Religion News Service
NAGALAND, INDIA, July 2013 (RNS): Christian groups in India's northeastern state of Nagaland are working to quell the rapid growth of Satanism after reports that thousands of teenagers from churches had taken up devil worship in recent months. The Vatican's Fides news agency recently reported that more than 3,000 young "worshipers of Satan" have been identified in Nagaland's capital of Kohima alone.
The actual strength of Satan worshippers is difficult to determine, but such groups also exist in Nagaland's largest city of Dimapur, and they are using social media sites such as Facebook and Twitter to expand their network, said the Rev. Wati Longkumer, director of the Nagaland Missionary Movement, a group of mostly Baptist associations and churches.
Longkumer said he has seen membership forms for a group calling itself the Black Bulls and inviting youngsters to become part of devil worship. Longkumer's organization, part of the Nagaland Baptist Church Council, which consists of more than 1,300 churches, has assigned its youth department to conduct a detailed report. More than 90 percent of Nagaland's 2 million residents are Christians, and about three-fourths of those identify as Baptist.

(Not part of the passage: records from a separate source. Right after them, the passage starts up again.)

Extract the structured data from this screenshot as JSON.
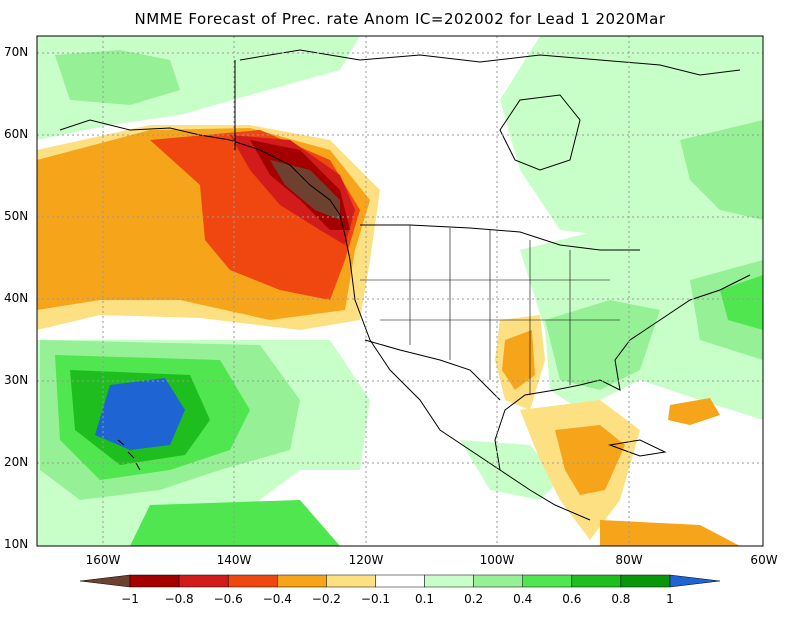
{
  "title": "NMME Forecast of Prec. rate Anom IC=202002 for Lead 1 2020Mar",
  "lat_labels": [
    "70N",
    "60N",
    "50N",
    "40N",
    "30N",
    "20N",
    "10N"
  ],
  "lon_labels": [
    "160W",
    "140W",
    "120W",
    "100W",
    "80W",
    "60W"
  ],
  "colorbar": {
    "labels": [
      "-1",
      "-0.8",
      "-0.6",
      "-0.4",
      "-0.2",
      "-0.1",
      "0.1",
      "0.2",
      "0.4",
      "0.6",
      "0.8",
      "1"
    ],
    "colors": [
      "#6e4030",
      "#a40000",
      "#d21c1c",
      "#f0460f",
      "#f6a41a",
      "#fde082",
      "#ffffff",
      "#c8ffc8",
      "#96f096",
      "#50e650",
      "#1ebe1e",
      "#0a960a",
      "#1e64d2"
    ]
  },
  "map_colors": {
    "land_outline": "#000000",
    "grid": "#9a9a9a"
  }
}
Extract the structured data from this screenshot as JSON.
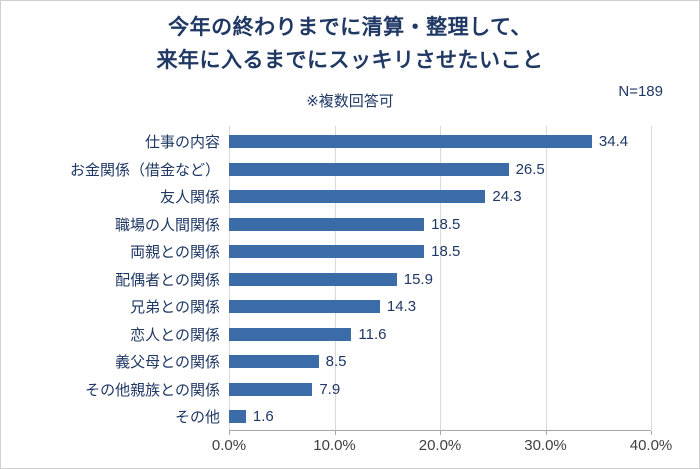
{
  "header": {
    "title_line1": "今年の終わりまでに清算・整理して、",
    "title_line2": "来年に入るまでにスッキリさせたいこと",
    "note": "※複数回答可",
    "n_label": "N=189"
  },
  "chart_data": {
    "type": "bar",
    "orientation": "horizontal",
    "title": "今年の終わりまでに清算・整理して、来年に入るまでにスッキリさせたいこと",
    "subtitle": "※複数回答可",
    "sample_size": "N=189",
    "categories": [
      "仕事の内容",
      "お金関係（借金など）",
      "友人関係",
      "職場の人間関係",
      "両親との関係",
      "配偶者との関係",
      "兄弟との関係",
      "恋人との関係",
      "義父母との関係",
      "その他親族との関係",
      "その他"
    ],
    "values": [
      34.4,
      26.5,
      24.3,
      18.5,
      18.5,
      15.9,
      14.3,
      11.6,
      8.5,
      7.9,
      1.6
    ],
    "xlim": [
      0,
      40
    ],
    "x_ticks": [
      "0.0%",
      "10.0%",
      "20.0%",
      "30.0%",
      "40.0%"
    ],
    "x_tick_values": [
      0,
      10,
      20,
      30,
      40
    ],
    "grid": true,
    "legend": "none",
    "bar_color": "#3C6CA8",
    "title_color": "#1F3864",
    "label_color": "#1F3864",
    "axis_text_color": "#404040",
    "gridline_color": "#D9D9D9",
    "axis_line_color": "#A6A6A6"
  }
}
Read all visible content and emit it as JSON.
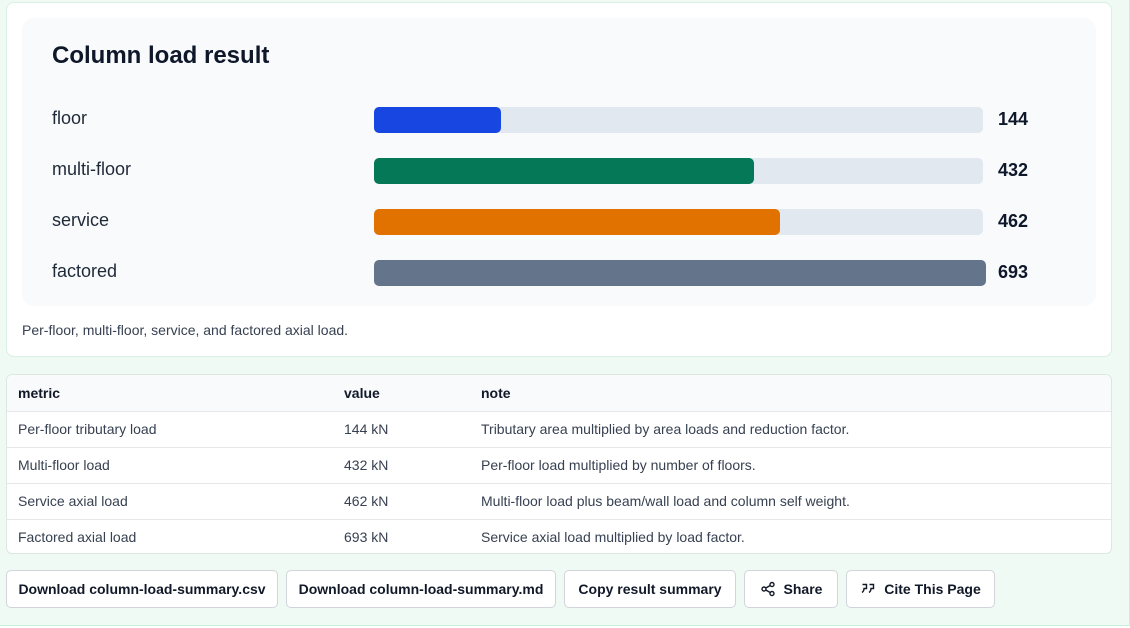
{
  "colors": {
    "floor": "#1746e0",
    "multi_floor": "#047857",
    "service": "#e27200",
    "factored": "#64748b",
    "track": "#e2e8f0"
  },
  "chart_data": {
    "type": "bar",
    "orientation": "horizontal",
    "title": "Column load result",
    "categories": [
      "floor",
      "multi-floor",
      "service",
      "factored"
    ],
    "values": [
      144,
      432,
      462,
      693
    ],
    "xlim": [
      0,
      693
    ],
    "grid": false
  },
  "caption": "Per-floor, multi-floor, service, and factored axial load.",
  "table": {
    "headers": [
      "metric",
      "value",
      "note"
    ],
    "rows": [
      [
        "Per-floor tributary load",
        "144 kN",
        "Tributary area multiplied by area loads and reduction factor."
      ],
      [
        "Multi-floor load",
        "432 kN",
        "Per-floor load multiplied by number of floors."
      ],
      [
        "Service axial load",
        "462 kN",
        "Multi-floor load plus beam/wall load and column self weight."
      ],
      [
        "Factored axial load",
        "693 kN",
        "Service axial load multiplied by load factor."
      ]
    ]
  },
  "actions": {
    "download_csv": "Download column-load-summary.csv",
    "download_md": "Download column-load-summary.md",
    "copy_summary": "Copy result summary",
    "share": "Share",
    "cite": "Cite This Page",
    "share_icon": "share-icon",
    "cite_icon": "quote-icon"
  }
}
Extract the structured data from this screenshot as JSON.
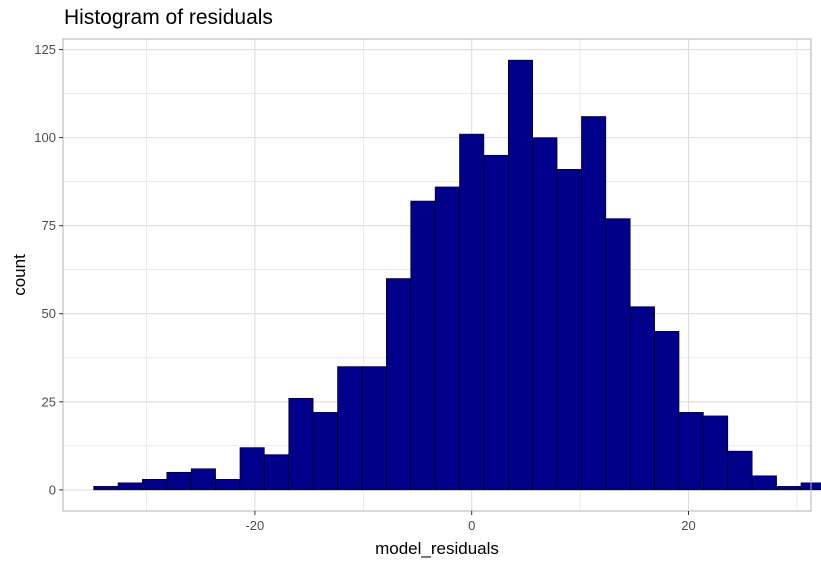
{
  "chart_data": {
    "type": "bar",
    "title": "Histogram of residuals",
    "xlabel": "model_residuals",
    "ylabel": "count",
    "bin_width": 2.25,
    "bins": [
      {
        "x": -33.75,
        "count": 1
      },
      {
        "x": -31.5,
        "count": 2
      },
      {
        "x": -29.25,
        "count": 3
      },
      {
        "x": -27.0,
        "count": 5
      },
      {
        "x": -24.75,
        "count": 6
      },
      {
        "x": -22.5,
        "count": 3
      },
      {
        "x": -20.25,
        "count": 12
      },
      {
        "x": -18.0,
        "count": 10
      },
      {
        "x": -15.75,
        "count": 26
      },
      {
        "x": -13.5,
        "count": 22
      },
      {
        "x": -11.25,
        "count": 35
      },
      {
        "x": -9.0,
        "count": 35
      },
      {
        "x": -6.75,
        "count": 60
      },
      {
        "x": -4.5,
        "count": 82
      },
      {
        "x": -2.25,
        "count": 86
      },
      {
        "x": 0.0,
        "count": 101
      },
      {
        "x": 2.25,
        "count": 95
      },
      {
        "x": 4.5,
        "count": 122
      },
      {
        "x": 6.75,
        "count": 100
      },
      {
        "x": 9.0,
        "count": 91
      },
      {
        "x": 11.25,
        "count": 106
      },
      {
        "x": 13.5,
        "count": 77
      },
      {
        "x": 15.75,
        "count": 52
      },
      {
        "x": 18.0,
        "count": 45
      },
      {
        "x": 20.25,
        "count": 22
      },
      {
        "x": 22.5,
        "count": 21
      },
      {
        "x": 24.75,
        "count": 11
      },
      {
        "x": 27.0,
        "count": 4
      },
      {
        "x": 29.25,
        "count": 1
      },
      {
        "x": 31.5,
        "count": 2
      }
    ],
    "xticks": [
      -20,
      0,
      20
    ],
    "yticks": [
      0,
      25,
      50,
      75,
      100,
      125
    ],
    "xlim": [
      -37.7,
      31.3
    ],
    "ylim": [
      -6,
      128
    ],
    "grid": true,
    "bar_fill": "#00008B",
    "bar_outline": "#000000",
    "grid_color": "#dedede",
    "panel_border": "#b3b3b3"
  }
}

The Rev. Ben Dang Toshi Longkumer, a Nagaland-based representative of the Evangelical Fellowship of India (no relation to Wati Longkumer), said "Satan worship has considerably changed the demeanor and the worldview of the youth, though no criminal activity by them has been reported thus far."
The Rev. Zotuo Kiewhuo, senior pastor of Koinonia Baptist Church in Kohima, said the cult is spreading like "wildfire" due to an identity crisis among the youth of the state plagued with corruption, insurgencies and intertribal conflicts.